MOCA customer settles suit against Vuitton over Murakami canvases
Louis Vuitton has prevailed in a federal lawsuit by a Los Angeles man who fell out of love with artworks he bought at a controversial boutique set up at the Museum of Contemporary Art’s Geffen Contemporary during a 2007-08 retrospective on pop artist Takashi Murakami.
Clint Arthur sued the French luxury goods purveyor in 2008, alleging that it had concealed that Murakami canvases sold in its museum boutique for $6,000 and $10,000 were not created just for the exhibition, as advertised, but made of mass-produced canvas used for handbags.
The case in U.S. District Court in Los Angeles was settled in mid-December; Arthur acknowledged recently that he exchanged the two pieces he had bought for a $12,000 refund, plus interest — what Louis Vuitton had offered before he sued.
His attorney, Daniel Engel, said that when Judge Howard Matz dismissed the suit’s allegation of fraud, much of the financial incentive vanished for Arthur to carry on the fight.

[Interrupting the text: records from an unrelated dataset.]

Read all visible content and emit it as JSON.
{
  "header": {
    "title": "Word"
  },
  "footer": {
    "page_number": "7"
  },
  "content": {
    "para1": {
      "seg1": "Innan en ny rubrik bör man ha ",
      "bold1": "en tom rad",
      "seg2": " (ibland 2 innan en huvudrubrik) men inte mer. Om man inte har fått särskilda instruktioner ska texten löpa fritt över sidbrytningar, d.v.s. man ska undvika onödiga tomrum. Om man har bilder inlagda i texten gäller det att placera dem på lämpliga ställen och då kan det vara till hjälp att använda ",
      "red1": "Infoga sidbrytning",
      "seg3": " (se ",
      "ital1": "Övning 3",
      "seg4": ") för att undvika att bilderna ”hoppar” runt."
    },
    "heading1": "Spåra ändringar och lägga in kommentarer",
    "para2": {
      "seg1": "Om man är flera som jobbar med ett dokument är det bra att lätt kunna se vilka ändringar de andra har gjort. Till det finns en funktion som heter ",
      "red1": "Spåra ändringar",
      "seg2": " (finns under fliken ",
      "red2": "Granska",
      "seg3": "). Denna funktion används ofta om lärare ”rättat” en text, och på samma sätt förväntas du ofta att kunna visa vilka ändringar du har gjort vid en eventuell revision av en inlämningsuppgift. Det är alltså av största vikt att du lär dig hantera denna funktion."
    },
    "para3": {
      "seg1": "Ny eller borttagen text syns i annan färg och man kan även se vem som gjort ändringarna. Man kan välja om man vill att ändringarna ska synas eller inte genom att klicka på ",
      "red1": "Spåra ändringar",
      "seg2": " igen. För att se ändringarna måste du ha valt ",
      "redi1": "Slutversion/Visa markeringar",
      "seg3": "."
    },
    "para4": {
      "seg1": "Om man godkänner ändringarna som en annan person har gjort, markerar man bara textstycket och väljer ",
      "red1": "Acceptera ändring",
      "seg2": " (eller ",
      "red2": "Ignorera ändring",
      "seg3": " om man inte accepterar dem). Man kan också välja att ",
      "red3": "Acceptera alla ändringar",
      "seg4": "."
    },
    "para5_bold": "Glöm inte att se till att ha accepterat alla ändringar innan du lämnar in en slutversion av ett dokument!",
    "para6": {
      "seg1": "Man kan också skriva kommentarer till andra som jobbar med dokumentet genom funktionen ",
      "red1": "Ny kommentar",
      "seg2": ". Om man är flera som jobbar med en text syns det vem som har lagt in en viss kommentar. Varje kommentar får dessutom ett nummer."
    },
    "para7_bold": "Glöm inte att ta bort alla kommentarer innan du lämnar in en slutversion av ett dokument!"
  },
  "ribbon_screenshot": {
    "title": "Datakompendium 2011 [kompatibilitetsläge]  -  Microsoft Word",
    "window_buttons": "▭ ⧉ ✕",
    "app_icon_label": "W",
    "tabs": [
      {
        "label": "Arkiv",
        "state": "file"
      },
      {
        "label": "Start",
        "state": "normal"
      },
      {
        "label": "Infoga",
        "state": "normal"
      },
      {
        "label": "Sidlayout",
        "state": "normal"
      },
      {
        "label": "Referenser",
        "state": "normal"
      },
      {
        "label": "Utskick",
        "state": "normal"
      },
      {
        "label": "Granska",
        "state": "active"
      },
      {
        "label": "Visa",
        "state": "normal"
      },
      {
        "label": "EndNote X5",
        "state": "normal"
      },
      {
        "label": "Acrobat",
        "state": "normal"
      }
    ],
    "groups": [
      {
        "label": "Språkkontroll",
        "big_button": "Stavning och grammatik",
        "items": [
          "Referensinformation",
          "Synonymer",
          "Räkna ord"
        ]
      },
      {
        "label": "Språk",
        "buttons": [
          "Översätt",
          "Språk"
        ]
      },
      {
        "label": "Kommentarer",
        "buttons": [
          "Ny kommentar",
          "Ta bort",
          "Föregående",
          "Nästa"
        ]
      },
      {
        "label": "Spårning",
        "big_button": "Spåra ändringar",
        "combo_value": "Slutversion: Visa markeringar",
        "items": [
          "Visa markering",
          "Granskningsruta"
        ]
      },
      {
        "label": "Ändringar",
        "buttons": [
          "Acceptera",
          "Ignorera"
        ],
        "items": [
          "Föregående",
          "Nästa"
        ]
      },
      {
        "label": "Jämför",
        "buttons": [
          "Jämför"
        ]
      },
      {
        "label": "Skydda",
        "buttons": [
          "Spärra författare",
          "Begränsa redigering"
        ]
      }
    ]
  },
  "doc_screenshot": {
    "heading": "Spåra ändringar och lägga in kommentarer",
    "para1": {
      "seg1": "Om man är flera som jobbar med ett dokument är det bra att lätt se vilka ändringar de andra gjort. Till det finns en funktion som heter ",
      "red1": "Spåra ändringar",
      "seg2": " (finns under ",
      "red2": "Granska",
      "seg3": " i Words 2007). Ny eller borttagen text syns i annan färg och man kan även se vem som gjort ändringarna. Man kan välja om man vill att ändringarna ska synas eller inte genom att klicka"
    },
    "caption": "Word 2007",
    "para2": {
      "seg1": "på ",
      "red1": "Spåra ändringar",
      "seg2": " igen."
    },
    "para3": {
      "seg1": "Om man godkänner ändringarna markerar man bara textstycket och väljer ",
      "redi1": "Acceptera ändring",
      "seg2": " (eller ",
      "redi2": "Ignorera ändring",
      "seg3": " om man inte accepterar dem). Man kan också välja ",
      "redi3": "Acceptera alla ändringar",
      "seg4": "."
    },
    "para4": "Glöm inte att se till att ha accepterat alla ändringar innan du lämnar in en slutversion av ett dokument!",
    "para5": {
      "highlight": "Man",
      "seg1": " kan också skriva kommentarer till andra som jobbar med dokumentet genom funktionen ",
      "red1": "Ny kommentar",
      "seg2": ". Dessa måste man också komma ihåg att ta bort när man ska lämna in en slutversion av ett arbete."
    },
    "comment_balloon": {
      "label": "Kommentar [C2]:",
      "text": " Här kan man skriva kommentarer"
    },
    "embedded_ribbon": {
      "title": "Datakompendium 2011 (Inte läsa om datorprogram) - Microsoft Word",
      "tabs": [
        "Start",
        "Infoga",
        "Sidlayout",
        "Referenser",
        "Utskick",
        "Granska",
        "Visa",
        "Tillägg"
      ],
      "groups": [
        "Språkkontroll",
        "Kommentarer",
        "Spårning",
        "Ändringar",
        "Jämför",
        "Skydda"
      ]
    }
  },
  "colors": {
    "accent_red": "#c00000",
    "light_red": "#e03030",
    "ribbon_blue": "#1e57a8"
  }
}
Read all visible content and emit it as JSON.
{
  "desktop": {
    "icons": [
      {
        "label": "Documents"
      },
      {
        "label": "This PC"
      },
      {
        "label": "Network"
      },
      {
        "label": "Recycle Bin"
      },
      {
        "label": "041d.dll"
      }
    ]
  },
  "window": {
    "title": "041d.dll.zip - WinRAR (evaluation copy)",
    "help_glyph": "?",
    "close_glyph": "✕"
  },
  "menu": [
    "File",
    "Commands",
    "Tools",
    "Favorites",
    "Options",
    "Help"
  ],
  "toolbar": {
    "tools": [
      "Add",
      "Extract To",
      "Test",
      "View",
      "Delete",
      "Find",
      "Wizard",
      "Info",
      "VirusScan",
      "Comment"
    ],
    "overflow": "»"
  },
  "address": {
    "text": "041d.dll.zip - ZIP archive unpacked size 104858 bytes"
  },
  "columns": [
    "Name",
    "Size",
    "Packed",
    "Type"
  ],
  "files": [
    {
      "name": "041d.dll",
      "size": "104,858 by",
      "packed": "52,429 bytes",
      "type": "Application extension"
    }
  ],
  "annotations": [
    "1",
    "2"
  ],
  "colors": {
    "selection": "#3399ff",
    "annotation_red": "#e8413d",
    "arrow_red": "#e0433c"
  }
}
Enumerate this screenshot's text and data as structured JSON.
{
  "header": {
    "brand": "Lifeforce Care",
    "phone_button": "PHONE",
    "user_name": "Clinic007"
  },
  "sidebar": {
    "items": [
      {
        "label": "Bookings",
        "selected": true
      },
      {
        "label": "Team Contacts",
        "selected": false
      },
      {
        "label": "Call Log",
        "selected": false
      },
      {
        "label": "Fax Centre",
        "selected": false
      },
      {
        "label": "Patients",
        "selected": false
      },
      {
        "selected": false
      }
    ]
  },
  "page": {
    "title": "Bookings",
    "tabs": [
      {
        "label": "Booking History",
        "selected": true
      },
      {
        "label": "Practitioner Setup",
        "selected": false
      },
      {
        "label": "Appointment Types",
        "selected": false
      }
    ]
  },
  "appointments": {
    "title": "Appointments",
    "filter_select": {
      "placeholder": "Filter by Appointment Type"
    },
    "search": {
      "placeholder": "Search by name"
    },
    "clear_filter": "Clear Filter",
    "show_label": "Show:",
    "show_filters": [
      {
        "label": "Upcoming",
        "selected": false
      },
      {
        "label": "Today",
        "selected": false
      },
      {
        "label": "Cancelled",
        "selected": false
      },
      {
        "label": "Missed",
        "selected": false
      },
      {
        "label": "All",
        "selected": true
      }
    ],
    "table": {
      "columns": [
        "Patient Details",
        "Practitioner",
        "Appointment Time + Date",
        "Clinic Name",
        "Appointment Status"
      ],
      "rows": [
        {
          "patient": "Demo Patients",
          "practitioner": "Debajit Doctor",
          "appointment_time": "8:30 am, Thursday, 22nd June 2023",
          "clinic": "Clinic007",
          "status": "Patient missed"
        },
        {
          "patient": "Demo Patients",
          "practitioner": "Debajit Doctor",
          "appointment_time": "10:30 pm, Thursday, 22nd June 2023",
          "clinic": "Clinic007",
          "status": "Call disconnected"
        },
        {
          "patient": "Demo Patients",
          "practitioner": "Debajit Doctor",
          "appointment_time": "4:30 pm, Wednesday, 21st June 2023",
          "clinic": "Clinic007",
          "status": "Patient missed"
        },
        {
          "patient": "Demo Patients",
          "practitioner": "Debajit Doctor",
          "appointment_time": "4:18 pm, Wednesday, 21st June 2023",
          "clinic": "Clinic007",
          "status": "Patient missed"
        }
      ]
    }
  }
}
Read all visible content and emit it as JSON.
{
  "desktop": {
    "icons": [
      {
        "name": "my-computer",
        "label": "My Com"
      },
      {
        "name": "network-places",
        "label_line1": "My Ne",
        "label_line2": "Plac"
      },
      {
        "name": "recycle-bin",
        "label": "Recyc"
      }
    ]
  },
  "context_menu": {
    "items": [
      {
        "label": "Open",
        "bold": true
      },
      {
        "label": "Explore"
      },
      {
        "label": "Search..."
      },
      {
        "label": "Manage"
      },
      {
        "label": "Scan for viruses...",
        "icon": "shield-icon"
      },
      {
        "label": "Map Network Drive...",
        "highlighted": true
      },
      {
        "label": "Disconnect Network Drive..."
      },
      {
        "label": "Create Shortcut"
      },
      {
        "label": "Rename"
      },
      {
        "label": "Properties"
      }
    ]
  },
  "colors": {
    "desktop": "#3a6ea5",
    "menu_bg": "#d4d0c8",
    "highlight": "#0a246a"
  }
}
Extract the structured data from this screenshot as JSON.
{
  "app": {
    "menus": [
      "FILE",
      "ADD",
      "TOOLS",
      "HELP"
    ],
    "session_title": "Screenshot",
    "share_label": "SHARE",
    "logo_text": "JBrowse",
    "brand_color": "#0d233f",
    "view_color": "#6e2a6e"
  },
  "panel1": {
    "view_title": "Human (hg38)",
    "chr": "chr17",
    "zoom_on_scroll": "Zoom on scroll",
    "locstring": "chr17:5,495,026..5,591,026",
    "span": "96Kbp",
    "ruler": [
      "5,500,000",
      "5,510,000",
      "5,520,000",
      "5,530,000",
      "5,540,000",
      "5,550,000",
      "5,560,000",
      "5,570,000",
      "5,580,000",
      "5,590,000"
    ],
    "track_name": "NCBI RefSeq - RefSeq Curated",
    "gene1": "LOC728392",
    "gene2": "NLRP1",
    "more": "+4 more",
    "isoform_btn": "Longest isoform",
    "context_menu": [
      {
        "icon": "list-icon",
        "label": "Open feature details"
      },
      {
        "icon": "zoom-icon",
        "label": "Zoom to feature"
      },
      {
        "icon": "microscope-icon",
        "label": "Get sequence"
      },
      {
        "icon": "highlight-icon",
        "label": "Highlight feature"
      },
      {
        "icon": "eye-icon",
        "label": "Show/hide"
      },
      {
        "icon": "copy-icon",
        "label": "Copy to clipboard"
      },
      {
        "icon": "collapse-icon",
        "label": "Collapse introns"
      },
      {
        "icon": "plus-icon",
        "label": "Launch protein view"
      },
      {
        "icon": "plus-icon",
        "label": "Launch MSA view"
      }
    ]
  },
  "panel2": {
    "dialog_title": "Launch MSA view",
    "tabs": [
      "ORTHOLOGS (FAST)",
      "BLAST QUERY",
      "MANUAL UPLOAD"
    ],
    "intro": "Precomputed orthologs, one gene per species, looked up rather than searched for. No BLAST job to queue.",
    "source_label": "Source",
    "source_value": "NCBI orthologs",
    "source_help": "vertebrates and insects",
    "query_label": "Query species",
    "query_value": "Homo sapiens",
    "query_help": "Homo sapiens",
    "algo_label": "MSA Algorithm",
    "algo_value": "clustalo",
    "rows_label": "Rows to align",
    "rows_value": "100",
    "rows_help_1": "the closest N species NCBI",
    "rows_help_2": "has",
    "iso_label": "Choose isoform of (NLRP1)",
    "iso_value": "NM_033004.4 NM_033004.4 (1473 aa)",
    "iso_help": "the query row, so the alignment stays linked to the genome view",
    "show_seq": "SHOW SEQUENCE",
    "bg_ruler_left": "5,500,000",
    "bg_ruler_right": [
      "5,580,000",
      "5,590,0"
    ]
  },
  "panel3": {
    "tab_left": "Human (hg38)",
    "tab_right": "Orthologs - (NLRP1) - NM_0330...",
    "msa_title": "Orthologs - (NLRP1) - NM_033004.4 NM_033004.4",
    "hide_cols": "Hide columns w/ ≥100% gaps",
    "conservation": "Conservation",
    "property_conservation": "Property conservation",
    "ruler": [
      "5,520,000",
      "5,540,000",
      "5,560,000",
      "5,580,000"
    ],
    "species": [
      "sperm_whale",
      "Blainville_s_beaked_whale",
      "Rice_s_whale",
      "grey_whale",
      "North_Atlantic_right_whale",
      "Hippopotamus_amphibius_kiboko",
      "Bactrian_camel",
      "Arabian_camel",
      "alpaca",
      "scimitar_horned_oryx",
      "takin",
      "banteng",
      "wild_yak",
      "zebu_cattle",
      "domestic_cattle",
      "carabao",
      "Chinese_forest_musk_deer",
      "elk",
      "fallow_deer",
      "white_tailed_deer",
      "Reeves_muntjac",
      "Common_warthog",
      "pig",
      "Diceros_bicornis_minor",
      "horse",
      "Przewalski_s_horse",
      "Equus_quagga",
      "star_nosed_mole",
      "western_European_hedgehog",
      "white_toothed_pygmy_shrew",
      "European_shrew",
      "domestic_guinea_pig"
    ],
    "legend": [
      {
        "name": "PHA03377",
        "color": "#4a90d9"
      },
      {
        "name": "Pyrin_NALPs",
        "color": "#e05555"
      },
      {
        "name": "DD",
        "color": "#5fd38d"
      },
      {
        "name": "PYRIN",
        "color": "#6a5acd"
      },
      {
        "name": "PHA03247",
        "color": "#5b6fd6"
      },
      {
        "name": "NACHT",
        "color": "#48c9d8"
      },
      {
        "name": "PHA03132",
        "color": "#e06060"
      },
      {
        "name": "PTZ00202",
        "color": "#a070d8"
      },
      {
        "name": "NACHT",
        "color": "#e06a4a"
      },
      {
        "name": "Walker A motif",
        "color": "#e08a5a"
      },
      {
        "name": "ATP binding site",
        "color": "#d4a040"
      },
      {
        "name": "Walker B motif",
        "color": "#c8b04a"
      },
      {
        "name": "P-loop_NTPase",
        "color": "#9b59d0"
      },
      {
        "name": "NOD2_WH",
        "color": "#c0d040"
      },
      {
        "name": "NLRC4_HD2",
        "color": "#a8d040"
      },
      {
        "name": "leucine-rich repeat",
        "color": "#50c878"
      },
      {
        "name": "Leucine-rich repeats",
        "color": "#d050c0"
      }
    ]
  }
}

The judge found that Louis Vuitton’s failure to volunteer that the pricey items were repurposed handbag material was not a fraud, because Arthur could have learned the truth had he inquired.
Engel said that other buyers did not join Arthur’s intended class action, perhaps because they didn’t want to undermine their purchases’ resale value. Murakami is known for work that aims to blur the line between art and merchandise.
While tossing the key fraud allegations, Matz had ruled that Arthur could pursue his claim that the sales violated California’s Fine Prints Act, which requires dealers in art reproductions to provide detailed information about how they were created. Louis Vuitton acknowledged in court documents that it did not know the Fine Prints Act existed until Arthur sued. Arthur stood to recoup treble damages totaling $36,000 under the Fine Prints Act; Engel said it wasn’t worth the time and trouble of trying the case.
But whether Louis Vuitton is really in the clear could be up to government attorneys in Los Angeles and Sacramento: The Fine Prints Act empowers the state attorney general, county district attorney or city attorney to sue whenever it is violated.
The Arthur case file shows that Louis Vuitton earned $1.4 million by selling 214 Murakami works in the MOCA boutique. Under the Fine Prints Act, authorities can collect $1,000 per violation as a civil penalty, plus up to $1,000 per violation in court costs.
While Louis Vuitton’s attorneys admitted in court documents that the sales at MOCA did not comply with the Fine Prints Act, they argued that it didn’t apply because of the conceptual nature of the work. While Murakami had created them from mass-produced materials, the company contended, each was a unique artwork rather than a reproduction of the sort covered by the Fine Prints Act.
But, noting that the California act applies to “prints … [or] similar art object[s]” that are “produced in more than one copy,” Judge Matz found that the Murakami pieces fit the description.
Robert Shapiro, Louis Vuitton’s Chicago-based attorney, declined to comment this week when asked whether the company would again argue that each piece was unique, should California authorities sue. Regarding the settlement of Arthur’s claim, he said, “we were very satisfied with the outcome.”
What Murakami’s buyers got for their $6,000 or $10,000 was a swath of mass-printed canvas handbag material costing less than $100, the court file shows. Each had been hand-stapled to identical metal and wood “chassis” that the artist had signed on the back
Filed with the case was a 2007 e-mail Murakami had sent to Yves Carcelle, chief executive of Louis Vuitton, in which the artist proposed creating “a new product” for the MOCA exhibition — an artwork to be “based on the realities of production” that would “reference” the hot-selling handbags on which he and Louis Vuitton already had collaborated.
Putting the boutique inside the museum, Murakami wrote, would “incorporate the ‘act of selling’ into the exhibition as a performance; which I believe is a scandalous act unthinkable at any other art exhibition.”